東洋医学では病の原因を内因・外因・不内外因の三つに分けて考えます。内因とは怒喜哀楽の感情の乱れによって生ずるもの、つまりストレスです。外因とは風・熱・湿・燥・寒の気候の変化に影響されるもの、不内外因とは食べ過ぎや睡眠不足など不摂生から生ずるものです。一般に言う「カゼ」はこの中の外因に相当します。外因となる風熱湿燥寒は正常な自然現象なのですが、体に悪影響を及ぼした場合には風邪・熱邪・湿邪・燥邪・寒邪といった悪名に変わります。これら五つの邪が単独もしくは複数で体に影響を及ぼすのですが、
どの経絡(第43回経絡って何?参照)がどの邪に犯されるかによって症状が違ってきます。

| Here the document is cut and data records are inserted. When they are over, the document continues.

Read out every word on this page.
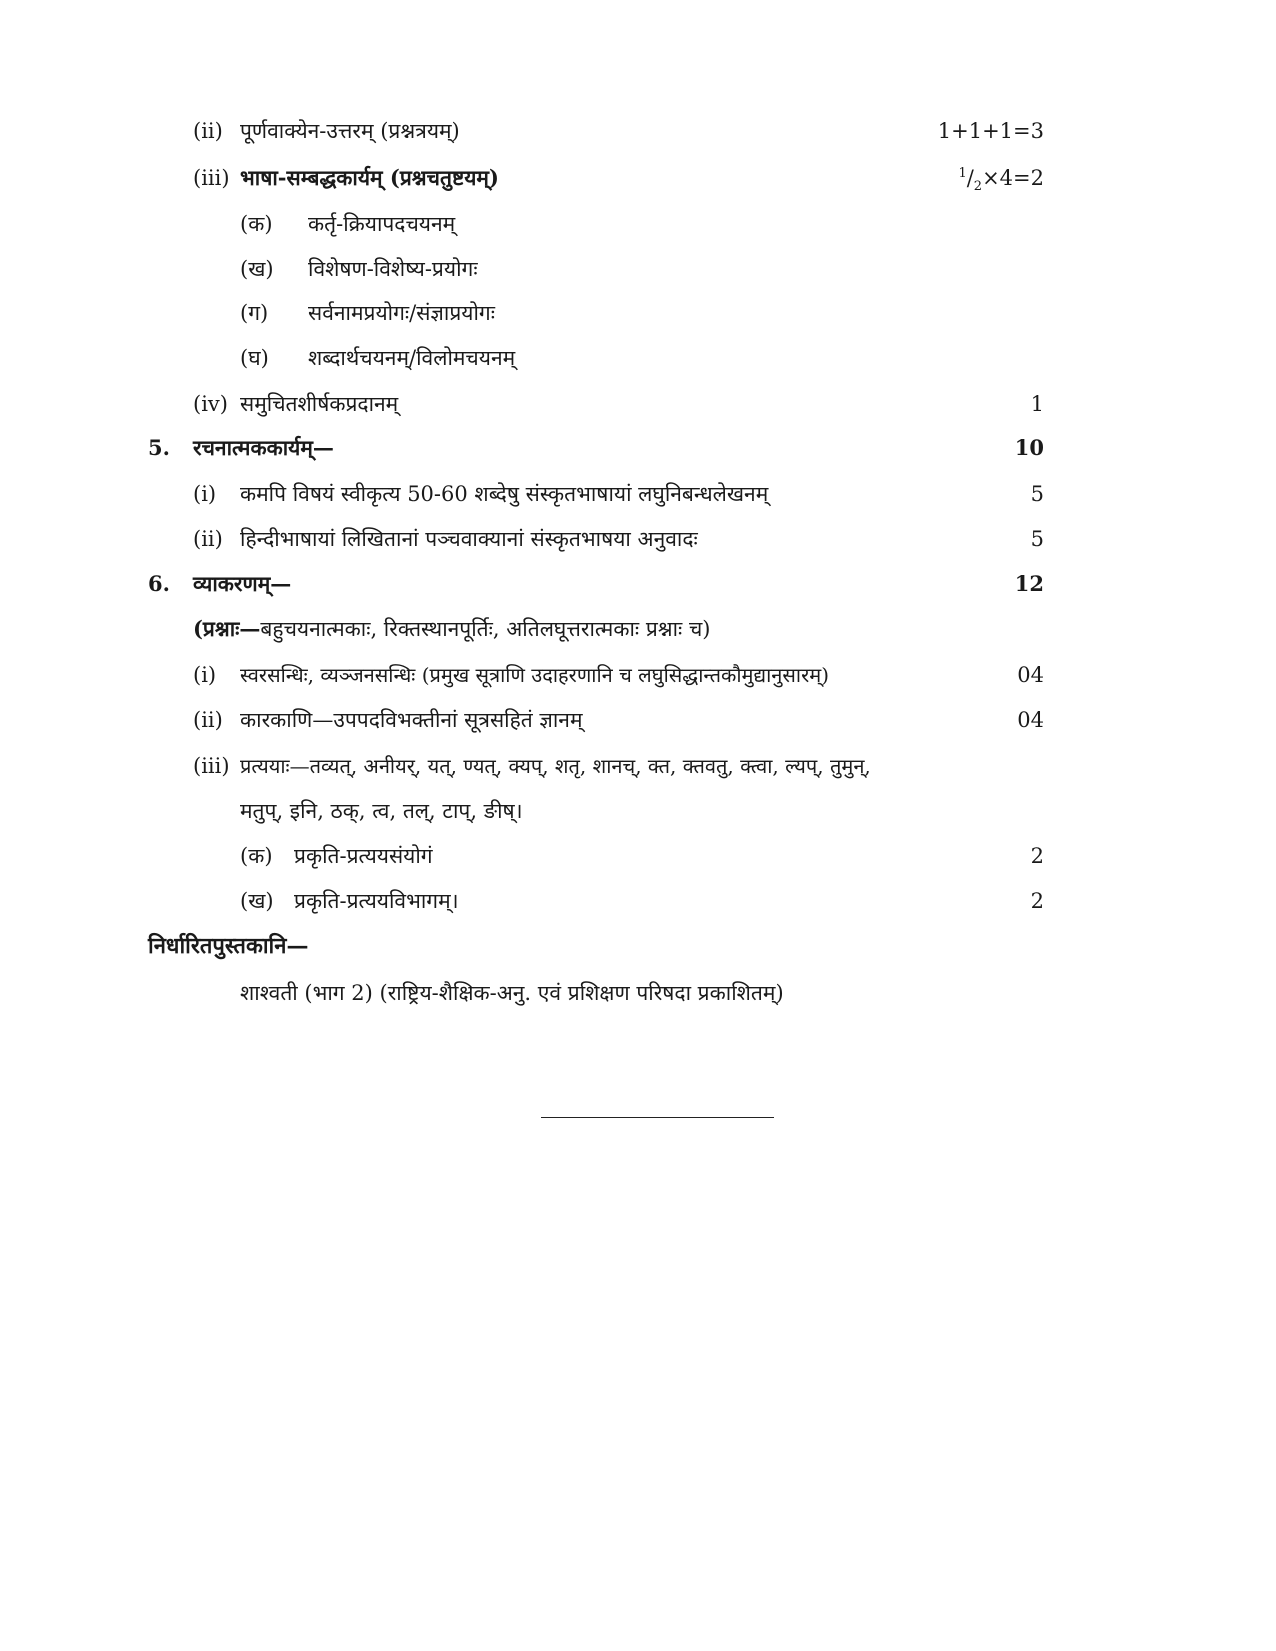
(ii) पूर्णवाक्येन-उत्तरम् (प्रश्नत्रयम्)	1+1+1=3
(iii) भाषा-सम्बद्धकार्यम् (प्रश्नचतुष्टयम्)	$^1/_2\times 4=2$
(क) कर्तृ-क्रियापदचयनम्
(ख) विशेषण-विशेष्य-प्रयोगः
(ग) सर्वनामप्रयोगः/संज्ञाप्रयोगः
(घ) शब्दार्थचयनम्/विलोमचयनम्
(iv) समुचितशीर्षकप्रदानम्	1
5. रचनात्मककार्यम्—	10
(i) कमपि विषयं स्वीकृत्य 50-60 शब्देषु संस्कृतभाषायां लघुनिबन्धलेखनम्	5
(ii) हिन्दीभाषायां लिखितानां पञ्चवाक्यानां संस्कृतभाषया अनुवादः	5
6. व्याकरणम्—	12
(प्रश्नाः—बहुचयनात्मकाः, रिक्तस्थानपूर्तिः, अतिलघूत्तरात्मकाः प्रश्नाः च)
(i) स्वरसन्धिः, व्यञ्जनसन्धिः (प्रमुख सूत्राणि उदाहरणानि च लघुसिद्धान्तकौमुद्यानुसारम्)	04
(ii) कारकाणि—उपपदविभक्तीनां सूत्रसहितं ज्ञानम्	04
(iii) प्रत्ययाः—तव्यत्, अनीयर्, यत्, ण्यत्, क्यप्, शतृ, शानच्, क्त, क्तवतु, क्त्वा, ल्यप्, तुमुन्,
मतुप्, इनि, ठक्, त्व, तल्, टाप्, ङीष्।
(क) प्रकृति-प्रत्ययसंयोगं	2
(ख) प्रकृति-प्रत्ययविभागम्।	2
निर्धारितपुस्तकानि—
शाश्वती (भाग 2) (राष्ट्रिय-शैक्षिक-अनु. एवं प्रशिक्षण परिषदा प्रकाशितम्)
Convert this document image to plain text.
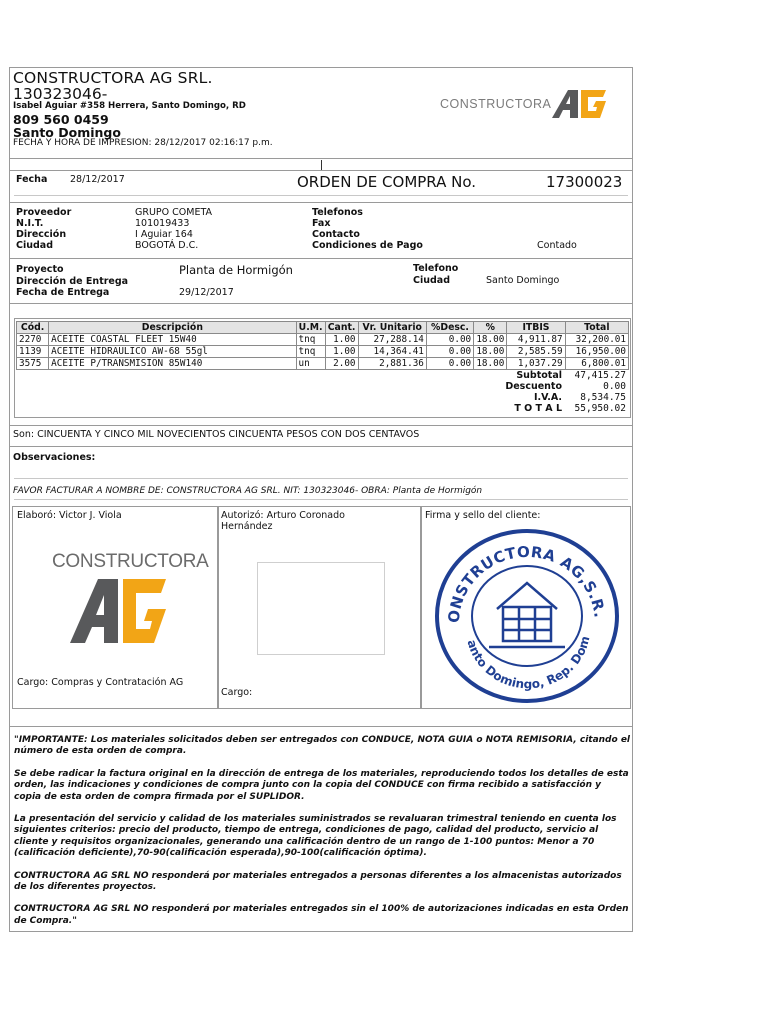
CONSTRUCTORA AG SRL.
130323046-
Isabel Aguiar #358 Herrera, Santo Domingo, RD
809 560 0459
Santo Domingo
FECHA Y HORA DE IMPRESION: 28/12/2017 02:16:17 p.m.
CONSTRUCTORA
Fecha 28/12/2017	ORDEN DE COMPRA No.	17300023
Proveedor	GRUPO COMETA
N.I.T.	101019433
Dirección	I Aguiar 164
Ciudad	BOGOTÁ D.C.
Telefonos
Fax
Contacto
Condiciones de Pago	Contado
Proyecto	Planta de Hormigón
Dirección de Entrega
Fecha de Entrega	29/12/2017
Telefono
Ciudad	Santo Domingo
Cód.	Descripción	U.M.	Cant.	Vr. Unitario	%Desc.	%	ITBIS	Total
2270	ACEITE COASTAL FLEET 15W40	tnq	1.00	27,288.14	0.00	18.00	4,911.87	32,200.01
1139	ACEITE HIDRAULICO AW-68 55gl	tnq	1.00	14,364.41	0.00	18.00	2,585.59	16,950.00
3575	ACEITE P/TRANSMISION 85W140	un	2.00	2,881.36	0.00	18.00	1,037.29	6,800.01
Subtotal	47,415.27
Descuento	0.00
I.V.A.	8,534.75
T O T A L	55,950.02
Son: CINCUENTA Y CINCO MIL NOVECIENTOS CINCUENTA PESOS CON DOS CENTAVOS
Observaciones:
FAVOR FACTURAR A NOMBRE DE: CONSTRUCTORA AG SRL. NIT: 130323046- OBRA: Planta de Hormigón
Elaboró: Victor J. Viola	Autorizó: Arturo Coronado
Hernández
Firma y sello del cliente:
CONSTRUCTORA
Cargo: Compras y Contratación AG
Cargo:
ONSTRUCTORA AG,S.R.
anto Domingo, Rep. Dom

"IMPORTANTE: Los materiales solicitados deben ser entregados con CONDUCE, NOTA GUIA o NOTA REMISORIA, citando el número de esta orden de compra.

Se debe radicar la factura original en la dirección de entrega de los materiales, reproduciendo todos los detalles de esta orden, las indicaciones y condiciones de compra junto con la copia del CONDUCE con firma recibido a satisfacción y copia de esta orden de compra firmada por el SUPLIDOR.

La presentación del servicio y calidad de los materiales suministrados se revaluaran trimestral teniendo en cuenta los siguientes criterios: precio del producto, tiempo de entrega, condiciones de pago, calidad del producto, servicio al cliente y requisitos organizacionales, generando una calificación dentro de un rango de 1-100 puntos: Menor a 70 (calificación deficiente),70-90(calificación esperada),90-100(calificación óptima).

CONTRUCTORA AG SRL NO responderá por materiales entregados a personas diferentes a los almacenistas autorizados de los diferentes proyectos.

CONTRUCTORA AG SRL NO responderá por materiales entregados sin el 100% de autorizaciones indicadas en esta Orden de Compra."
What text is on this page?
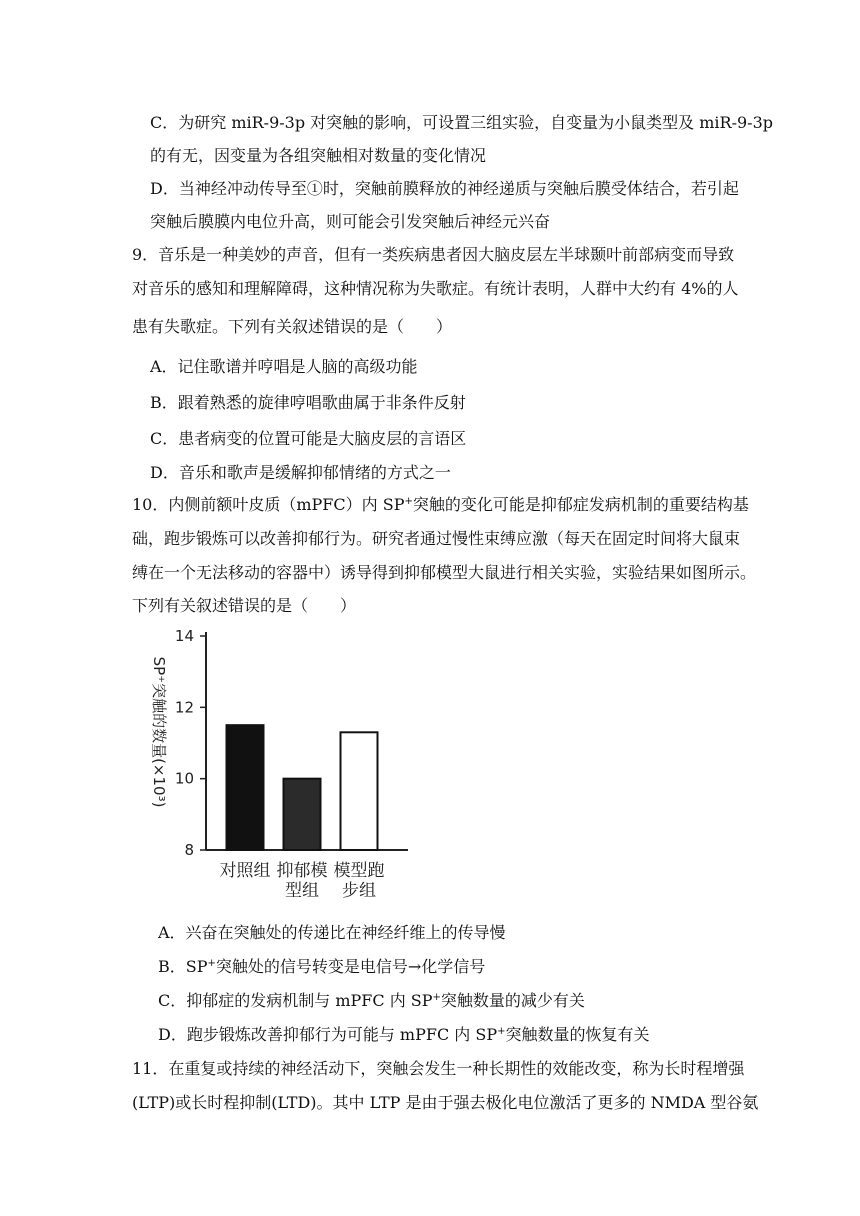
C．为研究 miR-9-3p 对突触的影响，可设置三组实验，自变量为小鼠类型及 miR-9-3p
的有无，因变量为各组突触相对数量的变化情况
D．当神经冲动传导至①时，突触前膜释放的神经递质与突触后膜受体结合，若引起
突触后膜膜内电位升高，则可能会引发突触后神经元兴奋
9．音乐是一种美妙的声音，但有一类疾病患者因大脑皮层左半球颞叶前部病变而导致
对音乐的感知和理解障碍，这种情况称为失歌症。有统计表明，人群中大约有 4%的人
患有失歌症。下列有关叙述错误的是（　　）
A．记住歌谱并哼唱是人脑的高级功能
B．跟着熟悉的旋律哼唱歌曲属于非条件反射
C．患者病变的位置可能是大脑皮层的言语区
D．音乐和歌声是缓解抑郁情绪的方式之一
10．内侧前额叶皮质（mPFC）内 SP+突触的变化可能是抑郁症发病机制的重要结构基
础，跑步锻炼可以改善抑郁行为。研究者通过慢性束缚应激（每天在固定时间将大鼠束
缚在一个无法移动的容器中）诱导得到抑郁模型大鼠进行相关实验，实验结果如图所示。
下列有关叙述错误的是（　　）
SP⁺突触的数量(×10³)
14
12
10
8
对照组 抑郁模
型组
模型跑
步组
A．兴奋在突触处的传递比在神经纤维上的传导慢
B．SP+突触处的信号转变是电信号→化学信号
C．抑郁症的发病机制与 mPFC 内 SP+突触数量的减少有关
D．跑步锻炼改善抑郁行为可能与 mPFC 内 SP+突触数量的恢复有关
11．在重复或持续的神经活动下，突触会发生一种长期性的效能改变，称为长时程增强
(LTP)或长时程抑制(LTD)。其中 LTP 是由于强去极化电位激活了更多的 NMDA 型谷氨
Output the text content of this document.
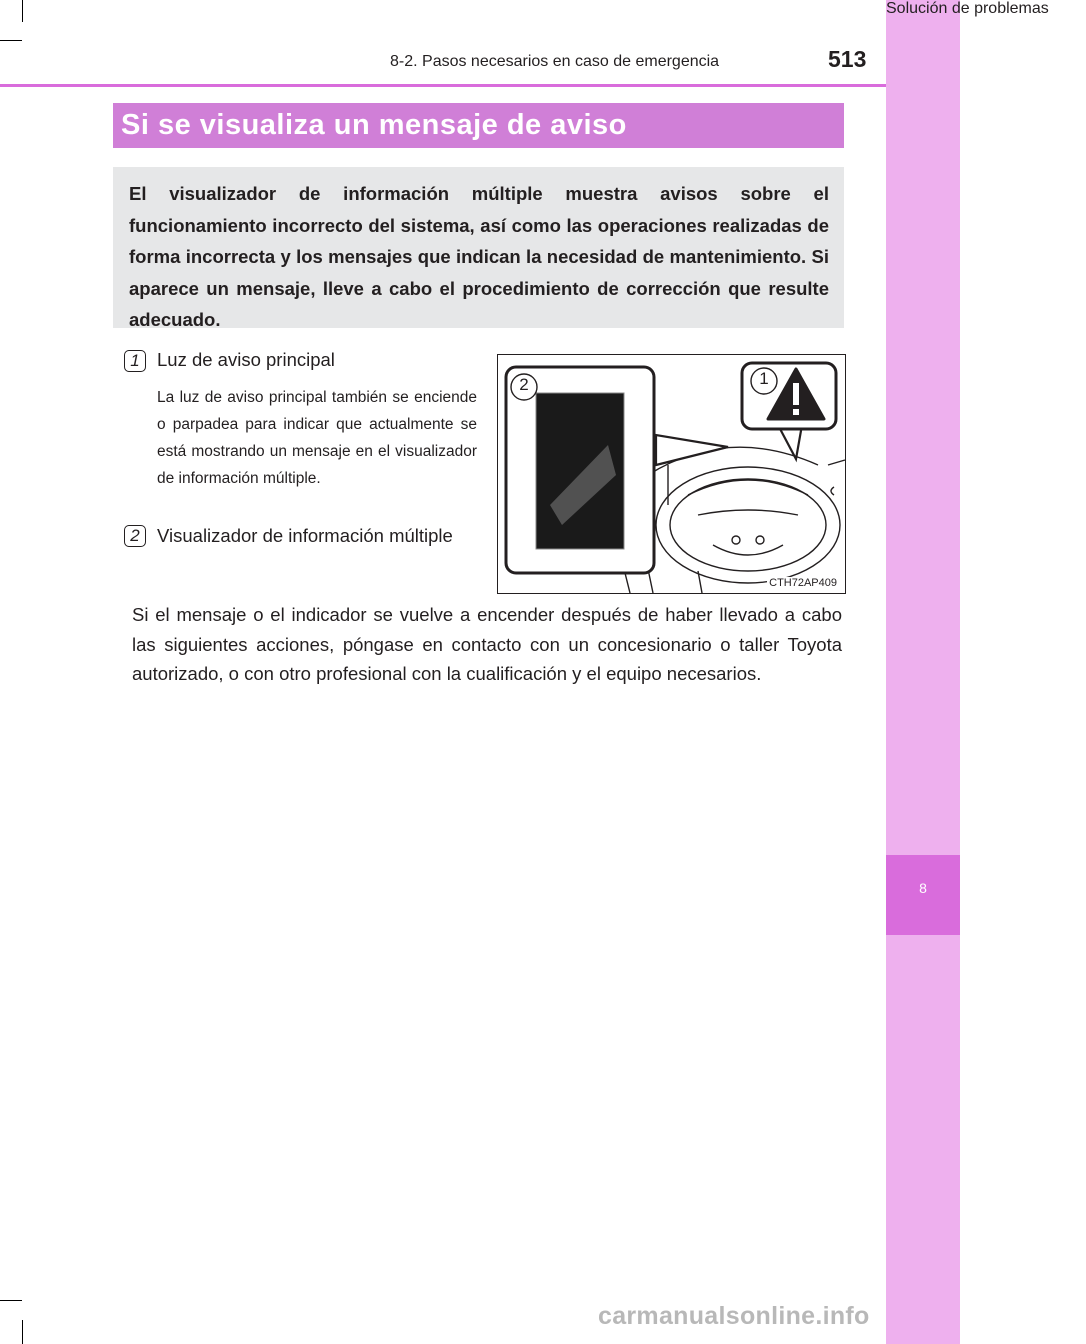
8
Solución de problemas
8-2. Pasos necesarios en caso de emergencia	513
Si se visualiza un mensaje de aviso

El visualizador de información múltiple muestra avisos sobre el funcionamiento incorrecto del sistema, así como las operaciones realizadas de forma incorrecta y los mensajes que indican la necesidad de mantenimiento. Si aparece un mensaje, lleve a cabo el procedimiento de corrección que resulte adecuado.

1 Luz de aviso principal

La luz de aviso principal también se enciende o parpadea para indicar que actualmente se está mostrando un mensaje en el visualizador de información múltiple.

2 Visualizador de información múltiple

2	1
CTH72AP409

Si el mensaje o el indicador se vuelve a encender después de haber llevado a cabo las siguientes acciones, póngase en contacto con un concesionario o taller Toyota autorizado, o con otro profesional con la cualificación y el equipo necesarios.

carmanualsonline.info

例えば、風邪が太陽経という経絡に入れば頭重や首の後ろが凝るといった症状が現れます。同じく太陽経に寒邪が入れば腰痛となりますが、この場合は前後に腰を曲げられないといった特徴を示します。
また世間を騒がしている新型インフルエンザは陽明経という経絡に熱邪が入ったものと考えられます。同じ陽明経に寒邪が入れば花粉症様の症状となります。そしてこの夏多発した熱中症は熱邪に寒邪や湿邪が絡んでいると思われます。どうですか、東洋医学ってあきれるほど単純だと思いませんか。

「こんな単純な理論で複雑化し続けている病原菌に対処していけるの?」と思う方がいるかもしれません。しかし大丈夫です。なぜなら東洋医学は症状治療なので何菌に犯されたかによって処方を決めるのではなく、表われている症状によって治療を決めるからです。もちろん絶対西洋医学に頼るべき感染症もありますが、どれだけ新型の病原菌が出てきても理論が振り回されることはありません。単純であるがゆえに数千年の歴史を超えてきたのです。単純とは決して「未熟」なのではなく、無限の応用力を秘めているのです。
世で名を成した人をよく見て下さい、皆さん素晴らしく単純な方ばかりですから。